Micallef M J, Ohtsuki T, Kohno K, Tanabe F, Ushio S, Namba M, Tanimoto T, Torigoe K, Fujii M, Ikeda M, Fukuda S, Kurimoto M
Fujisaki Institute, Hayashibara Biochemical Laboratories Inc., Okayama, Japan.
Eur J Immunol. 1996 Jul;26(7):1647-51. doi: 10.1002/eji.1830260736.
The novel cytokine interferon-gamma-inducing factor (IGIF) augments natural killer (NK) cell activity in cultures of human peripheral blood mononuclear cells (PBMC), similarly to the structurally unrelated cytokine interleukin (IL)-12. IGIF has been found to enhance the production of interferon-gamma (IFN-gamma) and granulocyte/macrophage colony-stimulating factor (GM-CSF) while inhibiting the production of IL-10 in concanavalin A (Con A)-stimulated PBMC. In this study, when anti-CD3 monoclonal antibody (mAb)-stimulated human enriched T cells were exposed to IGIF, the cytokine dose-dependently enhanced the proliferation of the cells and this could be completely inhibited by a neutralizing antibody against IL-2 at lower concentrations of IGIF. Neutralizing antibody against IFN-gamma had only insignificant inhibitory effects on T cell proliferation at higher concentrations of IGIF. Enzyme-linked immunosorbent assays (ELISA) revealed that, like PBMC, T cells exposed to IGIF produced large amounts of IFN-gamma; however, changes in the production of IL-4 and IL-10 were minimal. IGIF, but not IL-12, significantly enhanced IL-2 and GM-CSF production in T cell cultures, as determined by CTLL-2 bioassay and ELISA, respectively; however, both IGIF and IL-12 enhanced IFN-gamma production by the T cells. When T cells were exposed to a combination of IGIF and IL-12, a synergistic effect was observed on the production of IFN-gamma, but not on production of IL-2 and GM-CSF. In conclusion, IGIF enhances T cell proliferation apparently through an IL-2-dependent pathway and enhances Th1 cytokine production in vitro and exhibits synergism when combined with IL-12 in terms of enhanced IFN-gamma production but not IL-2 and GM-CSF production. Based on structural and functional differences from any known cytokines, it was recently proposed that this cytokine be designated interleukin-18.
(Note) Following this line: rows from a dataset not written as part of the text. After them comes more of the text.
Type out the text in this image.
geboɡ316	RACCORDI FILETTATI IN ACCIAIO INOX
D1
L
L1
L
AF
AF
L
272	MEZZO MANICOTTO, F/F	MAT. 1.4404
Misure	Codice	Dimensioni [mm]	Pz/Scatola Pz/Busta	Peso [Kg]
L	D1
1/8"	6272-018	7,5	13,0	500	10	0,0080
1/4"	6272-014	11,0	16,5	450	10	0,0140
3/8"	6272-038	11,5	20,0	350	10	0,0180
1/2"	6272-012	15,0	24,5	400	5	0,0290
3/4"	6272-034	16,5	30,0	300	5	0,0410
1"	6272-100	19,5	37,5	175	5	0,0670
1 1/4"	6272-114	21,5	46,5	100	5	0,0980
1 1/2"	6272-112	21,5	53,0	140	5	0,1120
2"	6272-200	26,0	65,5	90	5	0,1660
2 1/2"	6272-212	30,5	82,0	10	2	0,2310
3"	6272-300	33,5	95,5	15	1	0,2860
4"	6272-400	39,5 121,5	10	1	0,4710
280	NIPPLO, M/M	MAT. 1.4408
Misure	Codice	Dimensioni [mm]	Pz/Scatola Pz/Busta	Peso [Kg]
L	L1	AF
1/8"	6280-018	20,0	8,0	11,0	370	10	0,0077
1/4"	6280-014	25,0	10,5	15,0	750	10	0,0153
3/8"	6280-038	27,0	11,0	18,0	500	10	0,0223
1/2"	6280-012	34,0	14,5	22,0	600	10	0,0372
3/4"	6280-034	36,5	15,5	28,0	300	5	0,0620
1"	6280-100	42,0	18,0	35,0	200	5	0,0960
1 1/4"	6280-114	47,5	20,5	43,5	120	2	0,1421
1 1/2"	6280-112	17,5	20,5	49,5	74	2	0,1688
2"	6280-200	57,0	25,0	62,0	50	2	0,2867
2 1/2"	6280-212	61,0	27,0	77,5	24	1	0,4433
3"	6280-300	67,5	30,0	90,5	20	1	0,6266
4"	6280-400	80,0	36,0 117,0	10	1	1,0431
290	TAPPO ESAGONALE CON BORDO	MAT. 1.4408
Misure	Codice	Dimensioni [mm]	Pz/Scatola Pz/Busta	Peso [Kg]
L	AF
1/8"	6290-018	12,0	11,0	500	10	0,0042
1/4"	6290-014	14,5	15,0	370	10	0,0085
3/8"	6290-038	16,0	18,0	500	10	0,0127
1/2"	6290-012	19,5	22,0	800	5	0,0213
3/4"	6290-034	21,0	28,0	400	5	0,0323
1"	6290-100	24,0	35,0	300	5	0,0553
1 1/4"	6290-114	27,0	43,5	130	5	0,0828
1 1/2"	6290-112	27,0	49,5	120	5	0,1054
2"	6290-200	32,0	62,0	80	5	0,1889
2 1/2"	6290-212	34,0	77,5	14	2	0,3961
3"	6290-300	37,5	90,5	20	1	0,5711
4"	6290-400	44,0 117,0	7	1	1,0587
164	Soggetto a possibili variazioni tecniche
新型细胞因子γ干扰素诱导因子(IGIF)可增强人外周血单个核细胞(PBMC)培养物中的自然杀伤(NK)细胞活性,这与结构不相关的细胞因子白细胞介素(IL)-12类似。已发现IGIF可增强γ干扰素(IFN-γ)和粒细胞/巨噬细胞集落刺激因子(GM-CSF)的产生,同时抑制伴刀豆球蛋白A(Con A)刺激的PBMC中IL-10的产生。在本研究中,当抗CD3单克隆抗体(mAb)刺激的人富集T细胞暴露于IGIF时,该细胞因子剂量依赖性地增强细胞增殖,并且在较低浓度的IGIF下,这可被抗IL-2中和抗体完全抑制。在较高浓度的IGIF下,抗IFN-γ中和抗体对T细胞增殖仅有微不足道的抑制作用。酶联免疫吸附测定(ELISA)显示,与PBMC一样,暴露于IGIF的T细胞产生大量的IFN-γ;然而,IL-4和IL-10产生的变化很小。分别通过CTLL-2生物测定和ELISA确定,IGIF而非IL-12显著增强T细胞培养物中IL-2和GM-CSF的产生;然而,IGIF和IL-12均增强T细胞产生IFN-γ。当T细胞暴露于IGIF和IL-12的组合时,观察到对IFN-γ产生有协同作用,但对IL-2和GM-CSF产生没有协同作用。总之,IGIF显然通过IL-2依赖性途径增强T细胞增殖,并在体外增强Th1细胞因子产生,并且在增强IFN-γ产生方面与IL-12联合时表现出协同作用,但在增强IL-2和GM-CSF产生方面没有协同作用。基于与任何已知细胞因子的结构和功能差异,最近有人提议将该细胞因子命名为白细胞介素-18。